Freddie Mac has not been immune from these negative forces. Net incomes have turned into net losses. Our credit costs have gone up significantly. And we have had to raise additional capital. These higher costs of credit and capital – coupled with a turbulent housing market – explain why we have raised prices and tightened credit.
Still, being a GSE means supporting the mortgage market in good times and bad. And that is precisely what we are doing, while keeping our company safe and sound.
Keeping Mortgage Markets Liquid and Credit Affordable
Today, the GSEs have become the main source of liquidity for home loans. Together, Freddie and Fannie are financing roughly 80 percent of all loans – more than double our market share during parts of the housing boom. With the collapse of the private market, keeping mortgage markets liquid has become a top priority for the nation – and for us.
At Freddie Mac, we are working overtime to purchase loans from lenders. Our single-family portfolio is growing three times faster than the overall market. This liquidity is keeping mortgage rates low for conforming borrowers. On average, they are paying 110 basis points less on their loans than a jumbo borrower. Put another way, borrowers outside our charter are paying 7.4 percent. Borrowers within our charter are paying just 6.3 percent.
With this success in mind, a few months ago Congress raised our loan limits in 224 high-cost areas. Counties and cities like the DC metro area. Our mandate: Get this segment lending again, and at better rates for the consumer. Since the GSEs entered what some describe as the conforming jumbo market, the spread between conforming mortgage rates and this new segment has declined from a high of 136 basis points to just 15-20 basis points. That's a dramatic improvement in a very short period of time.
So in the markets we are supporting today, you can really see the GSE difference.
Balanced Credit and Pricing Policies
Now, I mentioned that we are supporting mortgage markets while keeping Freddie Mac safe and sound. In the Single-Family business, this comes down to how well we manage credit and price for risk. Here, we are following a two-fold approach: More stringent underwriting principles and more expansive risk-based pricing.
More stringent underwriting means staying away from certain lending practices that contributed to the housing bubble. By that, I mean staying away from loans with too many high-risk factors, such as 100 percent financing, with little or no documentation, to borrowers whose credit histories indicate that they are already stretched financially. In industry jargon, this is known as “excessive risk layering.” In plain English, this is setting up a borrower for failure. And we are saying “no” to this practice.
As for risk-based pricing, this is not a new practice for us, but we have expanded our use of it. Here's why. Average pricing works well if you have a narrow band of risks, with small distinctions and little cross-subsidy between lower- and higher-risk borrowers. And for years, all this was true for the single-family portfolio at Freddie Mac. Looking back a decade ago, we had a small, uniform book of business: $800 billion worth of mostly plain-vanilla loans.
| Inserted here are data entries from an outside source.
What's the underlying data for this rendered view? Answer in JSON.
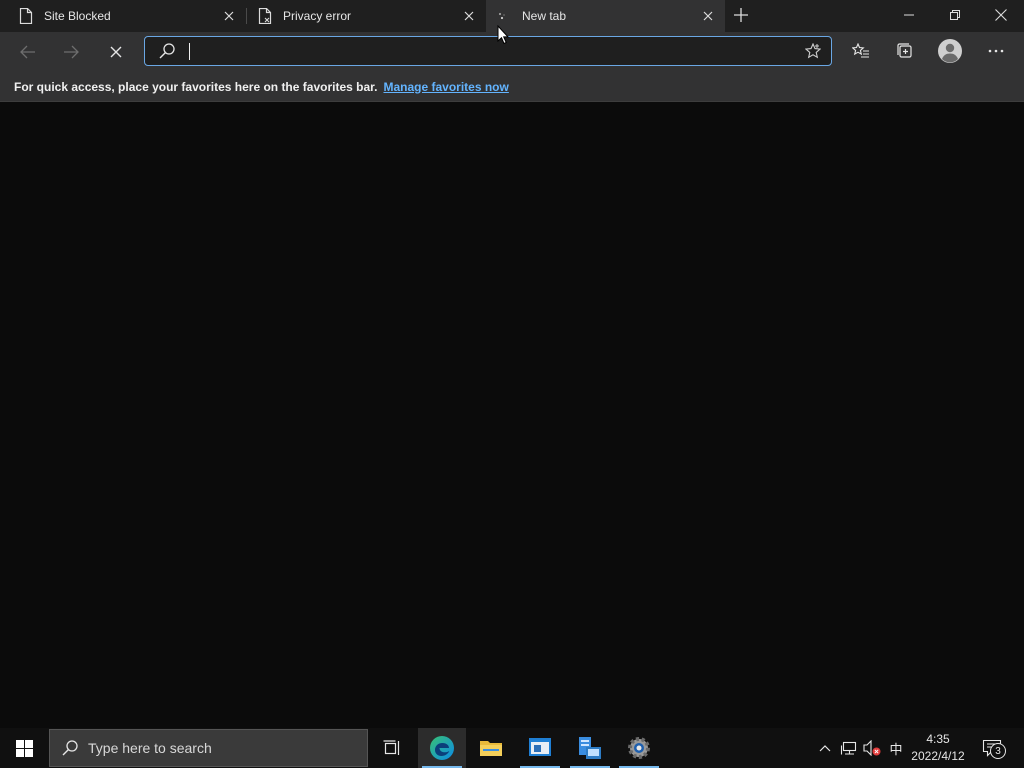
{
  "tabs": [
    {
      "title": "Site Blocked",
      "icon": "page-icon",
      "close_icon": "close-icon",
      "active": false
    },
    {
      "title": "Privacy error",
      "icon": "page-error-icon",
      "close_icon": "close-icon",
      "active": false
    },
    {
      "title": "New tab",
      "icon": "loading-spinner-icon",
      "close_icon": "close-icon",
      "active": true
    }
  ],
  "window_controls": {
    "new_tab_icon": "plus-icon",
    "minimize_icon": "minimize-icon",
    "restore_icon": "restore-icon",
    "close_icon": "close-icon"
  },
  "toolbar": {
    "back_icon": "back-arrow-icon",
    "forward_icon": "forward-arrow-icon",
    "stop_icon": "stop-x-icon",
    "address_value": "",
    "address_search_icon": "search-icon",
    "add_favorite_icon": "star-icon",
    "favorites_icon": "favorites-list-icon",
    "collections_icon": "collections-icon",
    "profile_icon": "profile-avatar-icon",
    "menu_icon": "more-dots-icon"
  },
  "favorites_bar": {
    "message": "For quick access, place your favorites here on the favorites bar.",
    "link": "Manage favorites now"
  },
  "taskbar": {
    "start_icon": "windows-logo-icon",
    "search_placeholder": "Type here to search",
    "search_icon": "search-icon",
    "apps": [
      {
        "name": "task-view",
        "icon": "task-view-icon"
      },
      {
        "name": "edge",
        "icon": "edge-icon",
        "active": true
      },
      {
        "name": "file-explorer",
        "icon": "folder-icon"
      },
      {
        "name": "app-window",
        "icon": "app-window-icon"
      },
      {
        "name": "server-manager",
        "icon": "server-manager-icon"
      },
      {
        "name": "settings",
        "icon": "gear-icon"
      }
    ],
    "tray": {
      "chevron_icon": "chevron-up-icon",
      "network_icon": "network-icon",
      "volume_icon": "volume-muted-icon",
      "ime": "中",
      "time": "4:35",
      "date": "2022/4/12",
      "notifications_icon": "notification-icon",
      "notifications_count": "3"
    }
  },
  "colors": {
    "accent_blue": "#63b4ff",
    "address_border": "#6aa7e4",
    "edge_blue": "#0c8be8",
    "edge_green": "#38c172"
  }
}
But today, we have a much bigger book of business – $1.8 trillion – and we see greater distinctions within it. For example:
- Our loan-to-value ratios range from as low as 30 percent on certain seasoned loans to as much as 105 percent for certain affordable loans
- Debt-to-income ratios range from as low as 10 percent to as high as 65 percent
- And borrower credit profiles are more widely dispersed than before
A book of business this diverse stretches the boundaries of cross-subsidy. So instead, we have turned to risk-based pricing. By tying pricing to the risk and expected future cost of individual loans, we can generate enough revenue to offset credit costs, support a broader range of loans, while staying true to our more conservative view on risk.
Keeping Borrowers in Homes
Keeping mortgage markets liquid and affordable are critical activities that the GSEs are performing today. But we are also doing something else: helping families in financial difficulty hold on to their homes. Freddie Mac has a long track record of leadership when it comes to foreclosure prevention:
- Servicing policies that require lenders to pursue workouts
- The use of non-profit financial counselors to contact hard-to-reach families
- A workout rate that is two times the number of our foreclosures
- 17,000 workouts in the first quarter of 2008
Now, compared to all loans now in default, our workout numbers seem small. There's a good reason for that: A majority of these defaulting loans are not owned by GSEs nor are they serviced on our behalf. At Freddie, we have just over 100,000 seriously delinquent loans. Not a small number, but one that pales in comparison to industrywide figures.
Still, on the loans we do support, our actions demonstrate that when it comes to foreclosure prevention, we take our role seriously.
How Best to Support Affordable Housing?
We also take seriously our role in helping families buy homes without getting in over their heads financially.
For example, we had a long-standing policy that required additional downpayment on loans made in markets where house prices were falling. This policy was designed to protect both the borrower and Freddie Mac. We are concerned for borrowers that buy a home that soon becomes worth less than the mortgage they just took out. And as a risk manager, these situations provide less incentive for borrowers to pay the mortgage.
So this policy made a lot of sense. But in recent months, after talking with lenders and consumer groups, it became clear that lenders were not exactly sure how to implement our policy in a given market. To eliminate this confusion, we have suspended our policy. Instead, we have established a minimum downpayment of five percent in all markets while reinforcing the importance of appraisals. To support affordable housing, we have exempted from this requirement certain programs, which we call Special Affordable.
This leads me to my final point. And it is not a point so much as it is a question: How should affordable housing be supported going forward? When it comes to GSEs, some look at whether conforming mortgage rates are lower than in other markets – which they are. And others look at whether we meet our main HUD goals from the prior year – which we have.
But there is no question that much of the current mortgage crisis is a direct result of putting people into homes they could not hold on to. So if the industry and consumer groups believe that current delinquency rates are not socially acceptable – and they are surely not -- then what is the right level? How can we best achieve it? And what does this mean for affordable housing? I would like to hear the Committee's views.
Conclusion
Let me sum up.
In the current environment, GSEs have become a stabilizing force in an unstable market.
In the short run, it is important to keep mortgage markets liquid and stable until they ultimately can recover. And we are focused on this task. While others have left the market, Freddie Mac and Fannie Mae remain consistent suppliers of mortgage funds. Because of our liquidity, mortgage rates are dramatically lower in the markets that we support. The value of the GSEs has never been clearer.
But in the long run, all of us need to figure out how to best support housing in general and affordable housing in particular. On the one hand, we cannot over-react to the current crisis by arbitrarily shutting the door on families. On the other hand, we cannot simply repeat the mistakes of the past.
I believe that how we address the current mortgage crisis and the longer-term solution to affordable housing will define each one of us for many years to come. For Freddie Mac as a company, and for me personally, we look forward to constructing a positive outcome in both areas.